Il reçoit une bonne formation en sciences humaines au pensionnat privé du professeur Schaden, docteur en philosophie, qui lui confère une excellente connaissance des langues anciennes et nouvelles. Plus tard, il entre au service militaire dans le régiment Preobrazhensky, mais après avoir servi un peu plus d'un an, Karamzin retourne en Malaisie Rodina. En tant que causeur facile et personnalité profonde, il attire l'attention de l'écrivain et traducteur Ivan Petrovich Tourgueniev, venu dans la province. Cette rencontre change toute sa vie. Il commence son parcours créatif par la traduction oeuvres étrangères, puis publie les siens, qui se distinguent par un style particulier, preuve de goût et de principes esthétiques. À partir de 1791, l’ouvrage « Lettre d’un voyageur russe » fut publié, motivé par les voyages de Karamzine en Europe occidentale. Ce sont les « lettres » qui ont valu à Karamzine une énorme renommée. Puis l'histoire « Pauvre Liza » est publiée, grâce à seulement deux ouvrages, toute une époque apparaît, l'ère du sentimentalisme. Sur la base de sa présentation, lexique L'État russe regorge d'un grand nombre de nouveaux mots d'application populaire. Il explore toutes les possibilités de la langue russe et se consacre à l'expressivité. L'enrichissement du vocabulaire a conduit à l'émergence de mots tels que « toucher », « science politique », « industrie » et des centaines d'autres non moins importants. Pour la première fois, c'est lui qui commence à utiliser des néologismes et des barbarismes, s'éloignant du vocabulaire ecclésiastique, en utilisant un échantillon de la grammaire française. De plus, l'écrivain essaie d'apprendre quelque chose de nouveau à l'étranger, mais n'oublie pas non plus les succès de la Russie, qu'il partage également avec les étrangers.

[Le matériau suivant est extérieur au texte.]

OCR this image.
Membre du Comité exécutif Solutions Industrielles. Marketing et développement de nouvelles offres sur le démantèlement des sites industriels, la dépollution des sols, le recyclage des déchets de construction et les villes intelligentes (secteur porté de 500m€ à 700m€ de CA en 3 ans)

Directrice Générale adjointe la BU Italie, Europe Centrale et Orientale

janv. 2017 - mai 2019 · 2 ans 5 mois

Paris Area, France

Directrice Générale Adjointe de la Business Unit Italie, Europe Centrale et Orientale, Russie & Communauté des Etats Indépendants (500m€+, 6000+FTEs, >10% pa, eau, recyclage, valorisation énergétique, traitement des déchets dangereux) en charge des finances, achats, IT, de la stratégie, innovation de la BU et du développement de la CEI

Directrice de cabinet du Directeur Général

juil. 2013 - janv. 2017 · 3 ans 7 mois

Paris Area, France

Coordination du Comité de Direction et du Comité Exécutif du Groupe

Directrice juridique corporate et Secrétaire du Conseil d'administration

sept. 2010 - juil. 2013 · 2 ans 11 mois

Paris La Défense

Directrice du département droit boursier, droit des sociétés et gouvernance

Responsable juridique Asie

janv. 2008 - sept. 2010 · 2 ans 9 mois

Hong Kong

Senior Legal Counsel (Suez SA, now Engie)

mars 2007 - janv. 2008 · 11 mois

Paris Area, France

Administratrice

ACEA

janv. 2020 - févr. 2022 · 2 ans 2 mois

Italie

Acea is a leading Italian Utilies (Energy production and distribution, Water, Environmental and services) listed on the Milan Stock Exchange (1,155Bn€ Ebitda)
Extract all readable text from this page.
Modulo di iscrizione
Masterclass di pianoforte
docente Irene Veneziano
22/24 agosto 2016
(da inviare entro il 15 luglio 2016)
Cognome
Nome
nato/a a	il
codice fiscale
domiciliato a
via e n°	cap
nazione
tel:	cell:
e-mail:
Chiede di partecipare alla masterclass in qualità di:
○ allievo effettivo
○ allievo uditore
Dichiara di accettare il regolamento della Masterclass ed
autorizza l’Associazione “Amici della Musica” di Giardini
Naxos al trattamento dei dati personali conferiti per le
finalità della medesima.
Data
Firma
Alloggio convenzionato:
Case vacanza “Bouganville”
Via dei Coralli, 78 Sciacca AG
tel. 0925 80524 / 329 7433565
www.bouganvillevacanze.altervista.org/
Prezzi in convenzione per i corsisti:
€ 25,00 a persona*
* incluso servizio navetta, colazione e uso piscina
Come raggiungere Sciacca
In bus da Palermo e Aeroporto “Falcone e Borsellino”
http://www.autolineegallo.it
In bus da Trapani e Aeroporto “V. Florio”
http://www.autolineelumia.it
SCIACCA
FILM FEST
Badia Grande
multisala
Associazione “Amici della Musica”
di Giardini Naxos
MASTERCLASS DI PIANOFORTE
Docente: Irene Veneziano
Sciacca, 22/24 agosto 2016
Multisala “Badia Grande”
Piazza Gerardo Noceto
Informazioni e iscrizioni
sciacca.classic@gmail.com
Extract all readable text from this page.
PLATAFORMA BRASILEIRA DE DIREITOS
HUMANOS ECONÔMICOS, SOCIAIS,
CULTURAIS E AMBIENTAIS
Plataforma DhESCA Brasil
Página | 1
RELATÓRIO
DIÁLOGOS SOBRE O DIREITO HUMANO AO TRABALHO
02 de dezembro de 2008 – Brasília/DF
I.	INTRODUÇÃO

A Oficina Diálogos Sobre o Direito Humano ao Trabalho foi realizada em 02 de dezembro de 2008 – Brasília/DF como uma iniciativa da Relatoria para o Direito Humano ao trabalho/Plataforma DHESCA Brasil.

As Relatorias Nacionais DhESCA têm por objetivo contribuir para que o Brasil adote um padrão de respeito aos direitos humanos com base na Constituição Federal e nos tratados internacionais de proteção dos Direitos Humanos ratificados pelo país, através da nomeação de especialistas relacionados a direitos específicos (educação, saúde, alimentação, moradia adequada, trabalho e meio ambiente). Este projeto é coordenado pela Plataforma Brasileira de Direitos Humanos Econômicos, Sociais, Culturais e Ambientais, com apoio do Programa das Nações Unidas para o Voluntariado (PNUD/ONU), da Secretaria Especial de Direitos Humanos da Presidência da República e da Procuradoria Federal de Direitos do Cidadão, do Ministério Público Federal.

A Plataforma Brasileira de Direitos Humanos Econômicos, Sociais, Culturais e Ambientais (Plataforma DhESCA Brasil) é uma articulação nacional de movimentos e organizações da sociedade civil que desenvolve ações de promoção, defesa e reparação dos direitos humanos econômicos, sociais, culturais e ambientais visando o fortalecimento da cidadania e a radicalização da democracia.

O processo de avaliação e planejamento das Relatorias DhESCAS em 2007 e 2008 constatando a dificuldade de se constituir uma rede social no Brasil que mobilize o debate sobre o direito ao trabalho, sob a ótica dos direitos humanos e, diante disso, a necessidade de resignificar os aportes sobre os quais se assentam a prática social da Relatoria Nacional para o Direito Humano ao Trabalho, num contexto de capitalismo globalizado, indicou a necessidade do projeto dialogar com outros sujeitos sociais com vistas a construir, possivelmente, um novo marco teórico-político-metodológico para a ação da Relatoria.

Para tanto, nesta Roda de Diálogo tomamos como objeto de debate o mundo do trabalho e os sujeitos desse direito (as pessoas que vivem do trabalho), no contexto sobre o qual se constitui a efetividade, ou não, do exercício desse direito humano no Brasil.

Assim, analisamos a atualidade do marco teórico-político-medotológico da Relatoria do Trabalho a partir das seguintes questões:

Une nouvelle période de sa vie commence lorsqu'en 1803 Alexandre Ier nomme le célèbre écrivain comme historiographe, dont la tâche est de réaliser un travail inestimable sur « l'Histoire de l'État russe » de 1816 à 1824 ; Karamzine consacre toute sa vie à ce. Malgré l'échec de Vasily Tatishchev et de M. Shcherbatov, Karamzine ne s'est pas écarté de son objectif et a construit une nouvelle base pour l'écriture de livres. Son talent d'écrivain et ses connaissances politiques l'ont conduit à un chef-d'œuvre grâce auquel les informations des années passées et oubliées depuis longtemps ont atteint le monde moderne. Lucien Febvre écrivait que l'historien n'est pas celui qui sait, mais celui qui cherche. C'était précisément cette qualité que possédait Karamzine, disparaissant pendant des jours entre les murs de la bibliothèque impériale. "Vous voulez être un auteur : lisez l'histoire des malheurs de la race humaine - et si votre cœur ne saigne pas, alors laissez la plume, sinon elle nous dépeindrea la froideur de votre âme", a déclaré Nikolaï Mikhaïlovitch. Sa sensualité et sa capacité à exprimer correctement ses pensées lui ont permis de créer 12 grands volumes (les 8 premiers ont été publiés en 1818, les 3 suivants ont été publiés d'autres années et le dernier a été publié après la mort de Nikolaï Mikhaïlovitch), qui ont été publiés dans d'énormes éditions, intéressaient la société et étaient même traduits en langues étrangères... « Tout », même les femmes laïques, se précipitèrent pour lire l'histoire de leur patrie, jusqu'alors inconnue d'elles. C'était une nouvelle découverte pour elles. La Russie antique , semble-t-il, a été découvert par Karamzine, comme l'Amérique - par Colomb."
Karamzine adhérait aux vues d'une monarchie absolue: la mort de l'empereur et le soulèvement des décembristes l'ont conduit à la perplexité. Au cours des dernières années de sa vie, sa santé s'est sensiblement détériorée en raison de dépressions nerveuses et du manque de ressources matérielles ; de plus, l'historiographe travaillait gratuitement pour Alexandre Ier et recevait un salaire minimum. Et ces incidents politiques ont complètement miné sa santé. En 1826, Karamzine mourut, nous laissant un immense héritage. La grande contribution apportée à l’histoire de notre patrie est inestimable.